Sara y Richard presenciaron cómo Miranda me arrebataba el paquete y lo abría con verdadero interés, lanzándome miradas escrutadoras mientras despedazaba el papel y lo hacía una bola que terminaría junto al delantal y los guantes de jardinería. Era un ejemplar de mi última novela, por supuesto, pero eso Miranda ya lo había adivinado con solo ver la forma del paquete. Admiró la portada, en la que se veía a una mujer con cara de preocupación asomada detrás de la cortina de baño. Abrió el libro y su sonrisa se ensanchó al leer el poema que yo había escrito con bolígrafo en la primera página.

Nuestro poema.

—Gracias —me dijo, llevándose el libro al pecho y apretándolo con fuerza, como si buscara nutrirse de su energía.

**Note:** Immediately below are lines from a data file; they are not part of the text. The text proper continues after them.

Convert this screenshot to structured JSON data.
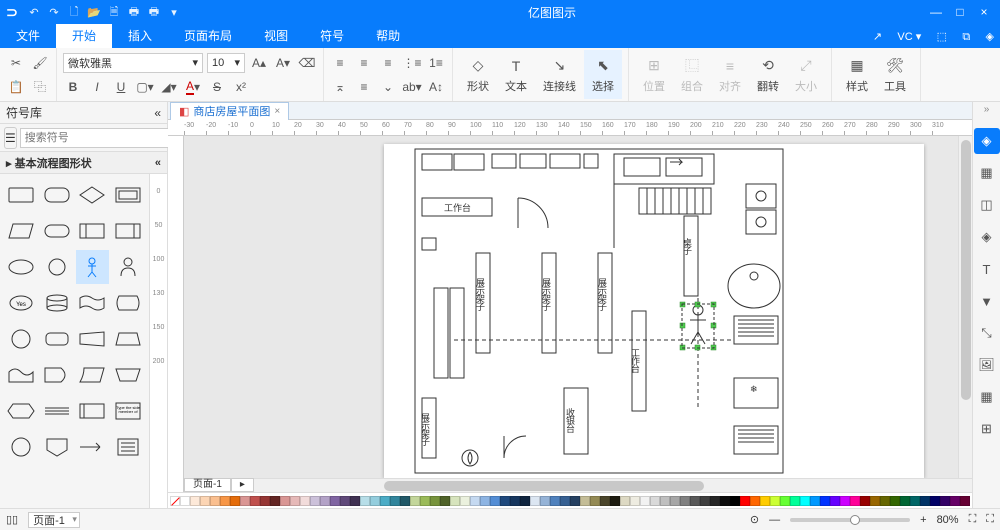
{
  "app": {
    "title": "亿图图示"
  },
  "qat": [
    "↶",
    "↷",
    "🗋",
    "📂",
    "🗎",
    "🖶",
    "🖶",
    "▾"
  ],
  "winbtns": [
    "—",
    "□",
    "×"
  ],
  "menutabs": [
    {
      "label": "文件",
      "active": false
    },
    {
      "label": "开始",
      "active": true
    },
    {
      "label": "插入",
      "active": false
    },
    {
      "label": "页面布局",
      "active": false
    },
    {
      "label": "视图",
      "active": false
    },
    {
      "label": "符号",
      "active": false
    },
    {
      "label": "帮助",
      "active": false
    }
  ],
  "menu_right": {
    "vc": "VC ▾",
    "s1": "⬚",
    "s2": "⧉",
    "s3": "◈"
  },
  "ribbon": {
    "clipboard": {
      "cut": "✂",
      "copy": "⿻",
      "paste": "📋",
      "brush": "🖌"
    },
    "font": {
      "name": "微软雅黑",
      "size": "10",
      "grow": "A▴",
      "shrink": "A▾",
      "clear": "⌫"
    },
    "font2": {
      "bold": "B",
      "italic": "I",
      "underline": "U",
      "border": "▢",
      "fill": "◢",
      "color": "A",
      "strike": "S",
      "sup": "x²"
    },
    "para": {
      "left": "≡",
      "center": "≡",
      "right": "≡",
      "bullet": "≡",
      "num": "≡",
      "more": "▾"
    },
    "para2": {
      "top": "⌅",
      "mid": "≡",
      "bot": "⌄",
      "spacing": "⇅",
      "vert": "ab↕",
      "indent": "→",
      "outdent": "←"
    },
    "tools": [
      {
        "icon": "◇",
        "label": "形状"
      },
      {
        "icon": "T",
        "label": "文本"
      },
      {
        "icon": "↘",
        "label": "连接线"
      },
      {
        "icon": "⬉",
        "label": "选择",
        "active": true
      }
    ],
    "arrange": [
      {
        "icon": "⊞",
        "label": "位置",
        "dis": true
      },
      {
        "icon": "⿺",
        "label": "组合",
        "dis": true
      },
      {
        "icon": "≡",
        "label": "对齐",
        "dis": true
      },
      {
        "icon": "⟲",
        "label": "翻转"
      },
      {
        "icon": "⤢",
        "label": "大小",
        "dis": true
      }
    ],
    "style": [
      {
        "icon": "▦",
        "label": "样式"
      },
      {
        "icon": "🛠",
        "label": "工具"
      }
    ]
  },
  "leftpanel": {
    "title": "符号库",
    "search_ph": "搜索符号",
    "category": "基本流程图形状",
    "ruler_marks": [
      "0",
      "50",
      "100",
      "130",
      "150",
      "200"
    ]
  },
  "doctab": {
    "label": "商店房屋平面图"
  },
  "ruler_h": [
    -30,
    -20,
    -10,
    0,
    10,
    20,
    30,
    40,
    50,
    60,
    70,
    80,
    90,
    100,
    110,
    120,
    130,
    140,
    150,
    160,
    170,
    180,
    190,
    200,
    210,
    220,
    230,
    240,
    250,
    260,
    270,
    280,
    290,
    300,
    310
  ],
  "floorplan": {
    "labels": {
      "workbench": "工作台",
      "display": "展示架子",
      "counter": "工作台",
      "cashier": "收银台",
      "table": "桌子"
    }
  },
  "colors": [
    "#ffffff",
    "#fde9d9",
    "#fcd5b4",
    "#fabf8f",
    "#f79646",
    "#e46c0a",
    "#da9694",
    "#c0504d",
    "#963634",
    "#632523",
    "#d99694",
    "#e6b9b8",
    "#f2dcdb",
    "#ccc1da",
    "#b3a2c7",
    "#8064a2",
    "#60497a",
    "#403152",
    "#b7dee8",
    "#93cddd",
    "#4bacc6",
    "#31859c",
    "#215968",
    "#c3d69b",
    "#9bbb59",
    "#77933c",
    "#4f6228",
    "#d7e4bd",
    "#ebf1de",
    "#c5d9f1",
    "#8db4e3",
    "#538dd5",
    "#1f497d",
    "#16365e",
    "#0f243e",
    "#dce6f2",
    "#95b3d7",
    "#4f81bd",
    "#366092",
    "#254061",
    "#c4bd97",
    "#948a54",
    "#4a452a",
    "#1d1b10",
    "#ddd9c3",
    "#eeece1",
    "#f2f2f2",
    "#d9d9d9",
    "#bfbfbf",
    "#a6a6a6",
    "#808080",
    "#595959",
    "#404040",
    "#262626",
    "#0d0d0d",
    "#000000",
    "#ff0000",
    "#ff6600",
    "#ffcc00",
    "#ccff33",
    "#66ff33",
    "#00ff99",
    "#00ffff",
    "#0099ff",
    "#0033ff",
    "#6600ff",
    "#cc00ff",
    "#ff0099",
    "#990000",
    "#996600",
    "#666600",
    "#336600",
    "#006633",
    "#006666",
    "#003366",
    "#000066",
    "#330066",
    "#660066",
    "#660033"
  ],
  "right_sidebar": [
    "◈",
    "▦",
    "◫",
    "◈",
    "T",
    "▼",
    "⤡",
    "🖼",
    "▦",
    "⊞"
  ],
  "statusbar": {
    "page_sel": "页面-1",
    "page_tab": "页面-1",
    "zoom": "80%",
    "interact": "⊙",
    "minus": "—",
    "plus": "+",
    "fit": "⛶",
    "full": "⛶"
  }
}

Me dio otro abrazo—. ¡¿Qué tal si vamos al comedor y probamos ese pastel tan rico?!

—¡Sí! —exclamó Blue. Dirigiéndose a mí agregó—: Lo hice yo, Sam.

—¿De verdad?

—Con la abuela.

—¡Fantástico! ¿De qué es?

Blue lo pensó un segundo. La niña se apartó de mí y se acercó a Sara, que se agachó y le dijo algo al oído.

—¡De chocolate! —exclamó la pequeña.

—¡Mi preferido!

La mesa estaba preparada para recibirme. Brian era el único miembro de la familia que no estaba en casa pues se había marchado a la universidad.

Pasamos una media hora grandiosa, degustando el pastel de chocolate y bebiendo té. Blue hizo unos cuantos dibujos con sus lápices de colores, arrodillada en su silla y sacando la lengua mientras trazaba formas con suma concentración. Hizo uno para mí y me lo regaló. Me dibujó en medio de un bosque de árboles pequeños y hongos gigantes, animales más altos que todo el resto y varios planetas en el cielo. Cuando le preguntamos qué sitio era ese nos dijo con total naturalidad que era uno de mis libros. Le dije que lo colgaría en mi estudio y por supuesto he cumplido con mi palabra. De hecho, he alzado la cabeza para verlo justo antes de escribir esta frase.

Después de merendar, Miranda y yo nos fuimos al invernadero. Blue quiso acompañarnos, pero Sara la convenció de que se quedara con ella y Richard, bajo la promesa de que irían al centro comercial a elegir un regalo para el tío Brian, que cumplía años la semana siguiente. Blue dudó un instante pero terminó aceptando.

—Me gusta mucho el nuevo color de pelo —le dije mientras atravesábamos la sala.

—Gracias, me lo he oscurecido un poco.

—Resalta más el color de tus ojos.

Cuando entramos en el invernadero hice lo que hacía siempre, observar el gran olmo asomado tras el muro perimetral.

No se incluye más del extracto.